1

There is a case to parse 2 tokens which are separated by ‘2/’ . Both tokens can be of alphanumeric characters with no fixed length.

Examples: Abcd34D22/ERTD34D or ABCD2/DEF

Desired output : TOKEN1 = ‘Abcd34D2’, SEPARATOR: ‘2/’ , TOKEN2 = ‘ERTD34D’

I would like to know if there is a way to define lexer rule for TOKEN1 and manage the ambiguity so that if 2 is followed by /, it should qualified to be matched as SEPARATOR. Below is the sample token definitions for illustration.
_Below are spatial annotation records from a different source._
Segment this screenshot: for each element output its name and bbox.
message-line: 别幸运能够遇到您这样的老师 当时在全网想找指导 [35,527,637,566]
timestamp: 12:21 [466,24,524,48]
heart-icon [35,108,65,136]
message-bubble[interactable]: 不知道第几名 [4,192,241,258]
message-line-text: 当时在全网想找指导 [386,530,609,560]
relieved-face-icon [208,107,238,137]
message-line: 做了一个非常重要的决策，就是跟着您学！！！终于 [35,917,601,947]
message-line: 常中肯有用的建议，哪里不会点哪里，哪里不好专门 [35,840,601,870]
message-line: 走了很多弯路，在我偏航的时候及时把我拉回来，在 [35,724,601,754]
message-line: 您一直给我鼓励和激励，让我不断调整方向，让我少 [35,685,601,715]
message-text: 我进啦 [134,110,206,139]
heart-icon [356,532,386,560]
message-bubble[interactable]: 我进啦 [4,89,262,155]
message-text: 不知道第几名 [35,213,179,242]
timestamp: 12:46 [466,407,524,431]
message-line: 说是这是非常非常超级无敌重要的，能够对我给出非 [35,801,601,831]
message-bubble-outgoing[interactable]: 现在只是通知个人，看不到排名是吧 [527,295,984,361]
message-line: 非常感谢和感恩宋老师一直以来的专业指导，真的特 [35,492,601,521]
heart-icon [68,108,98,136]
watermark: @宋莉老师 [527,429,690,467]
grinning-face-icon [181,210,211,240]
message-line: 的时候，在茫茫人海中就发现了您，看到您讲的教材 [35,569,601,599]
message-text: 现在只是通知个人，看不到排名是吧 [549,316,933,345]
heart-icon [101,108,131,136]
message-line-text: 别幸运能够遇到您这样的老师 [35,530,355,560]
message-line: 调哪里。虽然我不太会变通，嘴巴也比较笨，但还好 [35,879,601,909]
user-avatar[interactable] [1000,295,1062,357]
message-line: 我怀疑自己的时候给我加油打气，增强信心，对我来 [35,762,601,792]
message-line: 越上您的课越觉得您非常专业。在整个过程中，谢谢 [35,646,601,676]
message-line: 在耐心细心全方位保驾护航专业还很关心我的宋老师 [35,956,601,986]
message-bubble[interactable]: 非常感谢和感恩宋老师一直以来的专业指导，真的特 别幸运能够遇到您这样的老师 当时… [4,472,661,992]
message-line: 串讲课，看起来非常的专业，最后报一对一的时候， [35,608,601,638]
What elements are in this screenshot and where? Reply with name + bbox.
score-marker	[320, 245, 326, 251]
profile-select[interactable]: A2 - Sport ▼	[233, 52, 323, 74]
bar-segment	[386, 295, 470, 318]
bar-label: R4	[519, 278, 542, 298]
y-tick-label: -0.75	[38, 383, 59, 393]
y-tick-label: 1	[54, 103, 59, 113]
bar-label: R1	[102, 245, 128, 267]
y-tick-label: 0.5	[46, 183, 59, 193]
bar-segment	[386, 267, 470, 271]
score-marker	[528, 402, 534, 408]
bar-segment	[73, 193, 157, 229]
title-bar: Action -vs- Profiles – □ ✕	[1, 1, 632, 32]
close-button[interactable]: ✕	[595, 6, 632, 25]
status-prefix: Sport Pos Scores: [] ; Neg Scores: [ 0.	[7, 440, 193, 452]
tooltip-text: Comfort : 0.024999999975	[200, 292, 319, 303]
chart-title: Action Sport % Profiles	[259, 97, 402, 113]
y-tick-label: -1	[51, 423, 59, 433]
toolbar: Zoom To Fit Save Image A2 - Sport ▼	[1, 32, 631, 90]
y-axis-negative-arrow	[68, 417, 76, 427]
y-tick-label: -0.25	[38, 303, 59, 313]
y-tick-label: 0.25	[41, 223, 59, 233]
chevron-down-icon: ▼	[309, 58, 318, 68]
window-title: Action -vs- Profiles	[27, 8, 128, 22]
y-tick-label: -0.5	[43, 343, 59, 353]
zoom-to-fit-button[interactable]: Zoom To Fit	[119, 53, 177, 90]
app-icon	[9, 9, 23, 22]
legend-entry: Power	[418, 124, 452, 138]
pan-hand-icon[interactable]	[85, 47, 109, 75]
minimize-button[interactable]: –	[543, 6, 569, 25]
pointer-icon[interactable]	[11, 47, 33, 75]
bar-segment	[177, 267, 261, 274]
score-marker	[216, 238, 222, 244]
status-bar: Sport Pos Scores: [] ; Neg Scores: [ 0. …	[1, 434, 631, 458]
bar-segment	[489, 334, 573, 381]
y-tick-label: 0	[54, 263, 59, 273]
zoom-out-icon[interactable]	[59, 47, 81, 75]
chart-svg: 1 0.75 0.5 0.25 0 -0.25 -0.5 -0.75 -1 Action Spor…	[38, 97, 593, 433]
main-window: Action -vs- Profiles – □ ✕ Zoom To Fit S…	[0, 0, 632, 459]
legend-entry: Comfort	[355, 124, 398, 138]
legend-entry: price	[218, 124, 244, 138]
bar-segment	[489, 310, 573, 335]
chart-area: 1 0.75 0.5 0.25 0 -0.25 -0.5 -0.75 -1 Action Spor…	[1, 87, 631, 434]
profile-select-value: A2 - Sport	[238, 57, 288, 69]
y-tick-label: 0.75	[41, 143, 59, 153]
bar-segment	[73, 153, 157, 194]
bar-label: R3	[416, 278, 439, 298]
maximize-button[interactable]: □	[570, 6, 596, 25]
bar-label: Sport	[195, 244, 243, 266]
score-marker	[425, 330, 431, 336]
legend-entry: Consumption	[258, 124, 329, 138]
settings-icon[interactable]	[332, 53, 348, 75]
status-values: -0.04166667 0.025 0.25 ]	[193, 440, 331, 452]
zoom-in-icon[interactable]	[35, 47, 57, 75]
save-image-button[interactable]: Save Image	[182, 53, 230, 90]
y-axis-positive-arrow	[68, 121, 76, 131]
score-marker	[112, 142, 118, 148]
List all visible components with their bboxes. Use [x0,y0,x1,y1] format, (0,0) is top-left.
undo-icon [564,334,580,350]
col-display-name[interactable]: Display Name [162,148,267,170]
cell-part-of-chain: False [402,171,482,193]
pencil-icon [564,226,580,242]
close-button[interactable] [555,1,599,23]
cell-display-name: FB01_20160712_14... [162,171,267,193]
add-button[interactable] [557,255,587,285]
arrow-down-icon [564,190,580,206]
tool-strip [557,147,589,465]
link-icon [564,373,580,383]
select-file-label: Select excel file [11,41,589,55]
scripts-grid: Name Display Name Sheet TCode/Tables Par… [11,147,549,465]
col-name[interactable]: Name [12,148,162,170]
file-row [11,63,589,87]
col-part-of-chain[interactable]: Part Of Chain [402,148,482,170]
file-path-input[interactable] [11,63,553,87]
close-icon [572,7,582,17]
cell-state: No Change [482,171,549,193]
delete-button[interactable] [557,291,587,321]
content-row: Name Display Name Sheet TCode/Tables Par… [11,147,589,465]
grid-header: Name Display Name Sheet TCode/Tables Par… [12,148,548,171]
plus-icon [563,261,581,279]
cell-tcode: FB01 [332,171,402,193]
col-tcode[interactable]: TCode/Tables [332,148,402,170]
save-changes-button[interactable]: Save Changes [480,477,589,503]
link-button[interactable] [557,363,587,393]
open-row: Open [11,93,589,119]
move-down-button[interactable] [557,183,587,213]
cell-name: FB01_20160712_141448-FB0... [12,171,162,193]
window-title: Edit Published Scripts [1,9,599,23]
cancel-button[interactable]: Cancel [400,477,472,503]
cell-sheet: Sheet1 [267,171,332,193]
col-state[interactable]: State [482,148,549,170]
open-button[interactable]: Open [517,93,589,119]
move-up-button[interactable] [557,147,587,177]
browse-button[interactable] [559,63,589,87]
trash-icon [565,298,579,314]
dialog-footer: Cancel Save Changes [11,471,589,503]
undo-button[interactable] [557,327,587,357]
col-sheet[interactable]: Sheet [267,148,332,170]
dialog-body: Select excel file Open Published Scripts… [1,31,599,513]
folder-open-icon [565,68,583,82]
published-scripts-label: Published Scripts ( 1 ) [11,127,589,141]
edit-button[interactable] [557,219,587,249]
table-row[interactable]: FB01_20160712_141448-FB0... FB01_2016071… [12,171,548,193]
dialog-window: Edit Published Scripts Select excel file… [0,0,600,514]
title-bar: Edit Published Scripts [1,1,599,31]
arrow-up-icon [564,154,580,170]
fragment ALPHANUM: [0-9A-Za-z];
fragment SLASH: '/';
TOKEN1 : (ALPHANUM)+;
SEPARATOR : '2' SLASH -> mode(TOKEN2_MODE);
mode TOKEN2_MODE;
TOKEN2 : (ALPHANUM)+;
Sumit Kathuria
  • 103
  • 2
  • 7

1 Answers1

1

AFAIK, you'll have to use a predicate, which means you'll have to add some target specific code to your grammar. If your target language is Java, you could do something like this:

TOKEN1
 : TOKEN1_ATOM+
 ;

fragment TOKEN1_ATOM
 : [013-9A-Za-z]              // match a single alpha-num except '2'
 | '2' {_input.LA(1) != '/'}? // only match `2` if there's no '/' after it
 ;
Bart Kiers
  • 166,582
  • 36
  • 299
  • 288